Useful Bible Studies > 2 Kings Commentary > chapter 10

The awful deaths of Ahab’s 70 sons

2 Kings 10:7

This was one of the most terrible incidents that the Bible records. These 70 boys and young men were all princes who belonged to the royal family of King Ahab. They had gone to Samaria as a place of safety. However, the palace there became their prison. The men who killed them were their own teachers and palace officials. The people who had responsibility for them became their murderers.

The subject is unpleasant – but let us try to understand what happened. Israel’s people did not usually cut off a person’s head to kill that person. The people in many other nations commonly did that, but it disgusted Israel’s people. David cut off Goliath’s head only after he was already dead (1 Samuel 17:51).
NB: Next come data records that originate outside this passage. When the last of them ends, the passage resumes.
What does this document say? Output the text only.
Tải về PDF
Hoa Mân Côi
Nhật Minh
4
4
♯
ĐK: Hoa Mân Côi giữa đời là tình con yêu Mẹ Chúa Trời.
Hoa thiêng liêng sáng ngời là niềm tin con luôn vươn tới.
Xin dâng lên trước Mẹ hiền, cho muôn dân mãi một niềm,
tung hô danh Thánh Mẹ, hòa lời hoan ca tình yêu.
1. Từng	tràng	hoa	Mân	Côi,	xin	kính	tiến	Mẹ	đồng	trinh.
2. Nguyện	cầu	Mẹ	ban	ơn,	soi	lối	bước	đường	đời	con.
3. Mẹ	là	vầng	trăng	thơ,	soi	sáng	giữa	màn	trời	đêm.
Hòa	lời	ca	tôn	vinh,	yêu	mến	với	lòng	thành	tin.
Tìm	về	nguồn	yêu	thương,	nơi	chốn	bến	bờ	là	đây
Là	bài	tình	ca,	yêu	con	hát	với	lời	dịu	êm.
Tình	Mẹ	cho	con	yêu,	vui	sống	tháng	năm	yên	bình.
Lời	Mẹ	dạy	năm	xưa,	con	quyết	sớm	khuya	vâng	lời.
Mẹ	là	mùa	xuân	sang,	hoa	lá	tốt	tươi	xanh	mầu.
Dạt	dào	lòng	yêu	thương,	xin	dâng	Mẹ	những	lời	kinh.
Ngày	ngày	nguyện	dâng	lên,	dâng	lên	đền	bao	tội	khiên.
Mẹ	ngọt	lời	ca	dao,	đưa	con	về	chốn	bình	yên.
To kill and to cut the heads off so many young people was a hard and slow task. It would be necessary to take each of them in turn to the place of his death by force. Each boy and each young man would have desperately appealed for his life. Their killers, who knew them so well, gave no attention to their cries and their screams. Those terrible sounds continued for much of the day, and probably late into the night. Everyone in Samaria, the capital city, heard it; nobody came to help them.

Their deaths were the price to save the city from an attack by Jehu, the new king. Although Jehu himself killed none of the princes, the leaders of Samaria were carrying out these murders in order to please him.